From a rightwing position Christy Clark is in an almost impossible position. If she capitulates to the oil interests and endorses the pipeline then any small chance she had for reelection is gone. On the other hand, if she goes too far in embracing environmental concerns she will lose very base of her party - big business. And from the rightwing in this country, like Ezra Levant or the editorial board of Sun Newspapers, nothing short of total capitulation to big oil will do. Just the fact that this week Ms. Clark talked of revenue sharing and more safety concerns sent the right into conniption fits of mouth-frothing madness. In today's Sun the editors called Clark a "spoiled" child and said that she was acting "against the greater good of the country."
Now, regardless of one's politics this editorial seems to verge on madness, lacking entirely in reasonable arguments of any kind. First of all, it seems perfectly reasonable that BC should share in oil wealth if their province is a conduit to the extraction of that resource - particularly if they are shouldering environmental risks. If the Northern Gateway pipeline led to an environmental disaster, BC would be on the hook for most of the immediate clean-up, to say nothing of the longterm effects. But the bigger issue, and the one that should trouble most Canadians is the assumption on the part of the Sun that anything that puts limits on the ability of big oil to do anything it wants is somehow, by definition, against the national interest. In fact even if one accepts that excessive petro-development is in the national interests, the way in which the various Conservative Governments are pursing that development is in no way in the national interests. If the Harpercons and the government of Alberta were really interested in the futre of this country (and still wanted to excessively exploit Canada's oil resources) they would be putting a great deal of energy into developing a solid and strong refinery sector rather than looking to be a third-world style economy of pure raw-material extraction.

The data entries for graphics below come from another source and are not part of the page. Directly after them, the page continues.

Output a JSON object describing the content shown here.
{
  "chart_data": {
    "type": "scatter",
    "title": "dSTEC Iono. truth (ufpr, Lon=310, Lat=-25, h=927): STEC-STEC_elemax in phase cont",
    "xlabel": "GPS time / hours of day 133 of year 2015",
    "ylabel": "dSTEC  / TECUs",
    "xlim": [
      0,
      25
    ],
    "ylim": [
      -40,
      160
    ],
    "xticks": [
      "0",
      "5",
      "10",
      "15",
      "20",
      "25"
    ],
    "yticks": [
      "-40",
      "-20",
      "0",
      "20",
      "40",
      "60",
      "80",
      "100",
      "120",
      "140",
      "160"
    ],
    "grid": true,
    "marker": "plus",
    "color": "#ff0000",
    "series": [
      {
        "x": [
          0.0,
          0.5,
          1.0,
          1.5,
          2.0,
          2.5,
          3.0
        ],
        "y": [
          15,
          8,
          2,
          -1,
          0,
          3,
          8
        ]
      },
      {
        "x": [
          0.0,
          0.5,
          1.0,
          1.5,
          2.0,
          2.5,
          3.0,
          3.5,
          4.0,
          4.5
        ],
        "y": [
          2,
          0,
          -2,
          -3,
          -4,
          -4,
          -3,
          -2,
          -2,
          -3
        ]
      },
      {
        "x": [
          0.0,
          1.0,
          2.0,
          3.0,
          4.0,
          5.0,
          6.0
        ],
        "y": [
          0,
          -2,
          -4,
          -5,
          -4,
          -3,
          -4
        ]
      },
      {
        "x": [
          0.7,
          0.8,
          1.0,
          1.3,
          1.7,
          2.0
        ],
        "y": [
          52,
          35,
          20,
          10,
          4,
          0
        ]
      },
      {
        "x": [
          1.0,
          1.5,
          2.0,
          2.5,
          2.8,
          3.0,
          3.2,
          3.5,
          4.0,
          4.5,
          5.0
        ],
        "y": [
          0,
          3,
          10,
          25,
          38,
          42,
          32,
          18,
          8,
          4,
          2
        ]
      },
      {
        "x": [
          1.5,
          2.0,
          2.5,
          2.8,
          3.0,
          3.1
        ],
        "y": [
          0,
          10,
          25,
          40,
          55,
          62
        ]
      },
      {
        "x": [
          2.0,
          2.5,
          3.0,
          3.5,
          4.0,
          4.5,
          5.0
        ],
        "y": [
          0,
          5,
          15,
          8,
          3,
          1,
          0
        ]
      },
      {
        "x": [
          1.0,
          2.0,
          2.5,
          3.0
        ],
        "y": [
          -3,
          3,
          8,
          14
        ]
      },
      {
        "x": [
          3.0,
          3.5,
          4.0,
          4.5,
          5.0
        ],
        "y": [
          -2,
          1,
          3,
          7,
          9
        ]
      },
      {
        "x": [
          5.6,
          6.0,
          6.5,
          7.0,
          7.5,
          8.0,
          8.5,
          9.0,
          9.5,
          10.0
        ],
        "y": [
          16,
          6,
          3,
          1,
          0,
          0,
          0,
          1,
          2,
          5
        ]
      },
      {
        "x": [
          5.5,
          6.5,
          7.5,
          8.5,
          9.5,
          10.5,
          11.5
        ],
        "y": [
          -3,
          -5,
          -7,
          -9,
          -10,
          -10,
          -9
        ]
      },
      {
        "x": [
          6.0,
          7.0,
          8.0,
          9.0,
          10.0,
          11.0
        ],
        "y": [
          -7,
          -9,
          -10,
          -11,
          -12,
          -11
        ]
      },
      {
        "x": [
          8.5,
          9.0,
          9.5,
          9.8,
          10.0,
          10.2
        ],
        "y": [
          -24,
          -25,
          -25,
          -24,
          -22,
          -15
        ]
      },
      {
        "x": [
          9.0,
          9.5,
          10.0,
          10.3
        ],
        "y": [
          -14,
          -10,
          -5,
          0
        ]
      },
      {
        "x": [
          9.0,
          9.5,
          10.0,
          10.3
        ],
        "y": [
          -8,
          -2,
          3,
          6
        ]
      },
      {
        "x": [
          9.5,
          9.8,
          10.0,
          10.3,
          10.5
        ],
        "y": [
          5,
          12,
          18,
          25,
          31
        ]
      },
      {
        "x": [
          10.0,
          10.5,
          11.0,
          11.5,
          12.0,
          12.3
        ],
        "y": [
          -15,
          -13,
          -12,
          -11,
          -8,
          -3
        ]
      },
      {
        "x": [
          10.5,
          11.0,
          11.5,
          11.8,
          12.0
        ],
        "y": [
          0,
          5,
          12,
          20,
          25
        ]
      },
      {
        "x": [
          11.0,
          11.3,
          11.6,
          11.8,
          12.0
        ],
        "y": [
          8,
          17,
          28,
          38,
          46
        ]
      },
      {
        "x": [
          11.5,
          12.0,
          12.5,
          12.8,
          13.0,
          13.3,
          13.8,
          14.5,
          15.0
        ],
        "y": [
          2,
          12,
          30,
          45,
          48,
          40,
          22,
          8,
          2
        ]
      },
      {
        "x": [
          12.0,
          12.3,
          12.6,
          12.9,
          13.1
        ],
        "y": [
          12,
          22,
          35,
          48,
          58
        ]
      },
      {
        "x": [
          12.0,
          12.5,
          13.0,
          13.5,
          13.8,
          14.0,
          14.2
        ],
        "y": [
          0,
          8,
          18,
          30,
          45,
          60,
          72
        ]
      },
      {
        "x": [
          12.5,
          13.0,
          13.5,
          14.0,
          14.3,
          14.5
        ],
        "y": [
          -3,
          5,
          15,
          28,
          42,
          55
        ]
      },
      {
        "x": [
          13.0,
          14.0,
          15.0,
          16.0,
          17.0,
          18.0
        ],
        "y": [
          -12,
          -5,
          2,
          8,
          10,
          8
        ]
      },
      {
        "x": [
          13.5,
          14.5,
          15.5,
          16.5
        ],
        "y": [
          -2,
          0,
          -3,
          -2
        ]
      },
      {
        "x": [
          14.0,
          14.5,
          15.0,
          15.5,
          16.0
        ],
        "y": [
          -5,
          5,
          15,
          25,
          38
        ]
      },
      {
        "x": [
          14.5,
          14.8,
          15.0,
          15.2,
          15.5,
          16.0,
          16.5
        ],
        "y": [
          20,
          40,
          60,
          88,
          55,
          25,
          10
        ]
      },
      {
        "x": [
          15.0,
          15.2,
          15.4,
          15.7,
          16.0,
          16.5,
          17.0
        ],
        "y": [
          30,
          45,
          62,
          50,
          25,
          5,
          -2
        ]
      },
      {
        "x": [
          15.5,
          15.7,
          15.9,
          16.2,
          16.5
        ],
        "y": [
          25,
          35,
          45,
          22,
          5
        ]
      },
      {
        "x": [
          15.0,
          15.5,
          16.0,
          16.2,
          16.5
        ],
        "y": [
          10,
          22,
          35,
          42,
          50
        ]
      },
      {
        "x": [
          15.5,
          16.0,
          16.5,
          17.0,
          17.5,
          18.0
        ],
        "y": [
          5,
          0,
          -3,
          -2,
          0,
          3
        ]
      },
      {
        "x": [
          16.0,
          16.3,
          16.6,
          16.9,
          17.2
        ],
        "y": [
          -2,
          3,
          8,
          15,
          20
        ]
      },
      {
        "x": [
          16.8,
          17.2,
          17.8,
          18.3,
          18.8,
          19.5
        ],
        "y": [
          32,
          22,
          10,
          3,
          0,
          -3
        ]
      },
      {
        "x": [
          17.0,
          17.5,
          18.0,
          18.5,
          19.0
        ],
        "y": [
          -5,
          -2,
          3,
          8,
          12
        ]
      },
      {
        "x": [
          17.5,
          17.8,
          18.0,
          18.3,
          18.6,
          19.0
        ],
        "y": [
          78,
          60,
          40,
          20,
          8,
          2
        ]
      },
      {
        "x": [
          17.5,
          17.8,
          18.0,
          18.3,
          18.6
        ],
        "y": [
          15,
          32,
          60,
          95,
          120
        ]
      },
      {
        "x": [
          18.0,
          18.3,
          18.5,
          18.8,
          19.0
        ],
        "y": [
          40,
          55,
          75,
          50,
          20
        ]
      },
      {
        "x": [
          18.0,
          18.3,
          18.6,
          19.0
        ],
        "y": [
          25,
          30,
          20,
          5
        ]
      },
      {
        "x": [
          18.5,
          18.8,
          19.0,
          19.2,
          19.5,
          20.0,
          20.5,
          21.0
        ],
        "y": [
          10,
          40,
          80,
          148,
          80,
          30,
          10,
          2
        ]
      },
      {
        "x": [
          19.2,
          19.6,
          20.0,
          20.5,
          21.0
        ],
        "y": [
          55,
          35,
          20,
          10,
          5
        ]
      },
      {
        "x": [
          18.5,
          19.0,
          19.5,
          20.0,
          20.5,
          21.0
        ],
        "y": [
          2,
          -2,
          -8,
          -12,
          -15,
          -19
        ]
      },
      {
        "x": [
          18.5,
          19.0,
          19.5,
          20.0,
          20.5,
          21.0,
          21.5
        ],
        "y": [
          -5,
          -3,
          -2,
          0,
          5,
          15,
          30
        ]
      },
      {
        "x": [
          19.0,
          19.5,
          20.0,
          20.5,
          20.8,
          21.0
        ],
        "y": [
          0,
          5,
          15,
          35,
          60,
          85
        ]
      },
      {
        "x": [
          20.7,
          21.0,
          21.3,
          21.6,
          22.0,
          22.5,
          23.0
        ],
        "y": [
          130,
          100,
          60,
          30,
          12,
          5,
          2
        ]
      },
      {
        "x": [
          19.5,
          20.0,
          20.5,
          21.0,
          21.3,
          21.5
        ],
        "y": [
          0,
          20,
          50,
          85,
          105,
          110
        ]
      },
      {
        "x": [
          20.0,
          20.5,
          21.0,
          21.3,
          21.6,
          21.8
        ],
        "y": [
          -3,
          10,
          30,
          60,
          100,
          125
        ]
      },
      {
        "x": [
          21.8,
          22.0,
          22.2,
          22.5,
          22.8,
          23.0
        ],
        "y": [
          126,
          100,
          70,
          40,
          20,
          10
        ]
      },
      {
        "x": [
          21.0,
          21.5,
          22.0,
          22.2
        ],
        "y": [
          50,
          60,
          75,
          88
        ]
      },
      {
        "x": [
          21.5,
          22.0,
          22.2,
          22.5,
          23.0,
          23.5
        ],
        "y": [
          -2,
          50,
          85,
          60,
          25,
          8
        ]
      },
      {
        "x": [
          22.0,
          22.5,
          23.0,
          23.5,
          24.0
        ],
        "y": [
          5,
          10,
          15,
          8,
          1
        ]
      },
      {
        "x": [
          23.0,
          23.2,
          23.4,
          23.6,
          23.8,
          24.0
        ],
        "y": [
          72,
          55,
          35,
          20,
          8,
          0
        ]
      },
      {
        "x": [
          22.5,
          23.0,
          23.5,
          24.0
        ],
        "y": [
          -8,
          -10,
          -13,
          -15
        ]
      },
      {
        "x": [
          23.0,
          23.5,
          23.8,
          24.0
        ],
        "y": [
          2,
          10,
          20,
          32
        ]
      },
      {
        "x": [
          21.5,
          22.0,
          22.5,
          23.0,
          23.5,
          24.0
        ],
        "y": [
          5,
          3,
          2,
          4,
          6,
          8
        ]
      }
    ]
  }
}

They would then ensure that a substantial portion of such resource funds went to development of alternative energy industry which would place Canada in a good position for future generations. Yet somehow the Sun Media corporation believes that extracting resources, selling them to the highest bidder, allowing investment to gradually drift aboard, and ignoring the future, is somehow in the national interests.
Now, all of this largely ignores the fact that petro-development is a dead-end, and that pipelines have a depressingly terrible accident rate. But even if we take it from "their" point of view, the rightwing and their media lapdogs in this country are pursing a hopelessly flawed strategy of development and as today's Sun editorial demonstrates they are incapable of seeing through their own ideological fervor to some reasonable position.
What is interesting, however, and what inspired this blogpost, is the fact that causes like the Northern Gateway Pipeline project are quickly becoming catalysts for the environmental cause as well as hubs around which opposition to rightwing, neo-liberal agendas are gathering.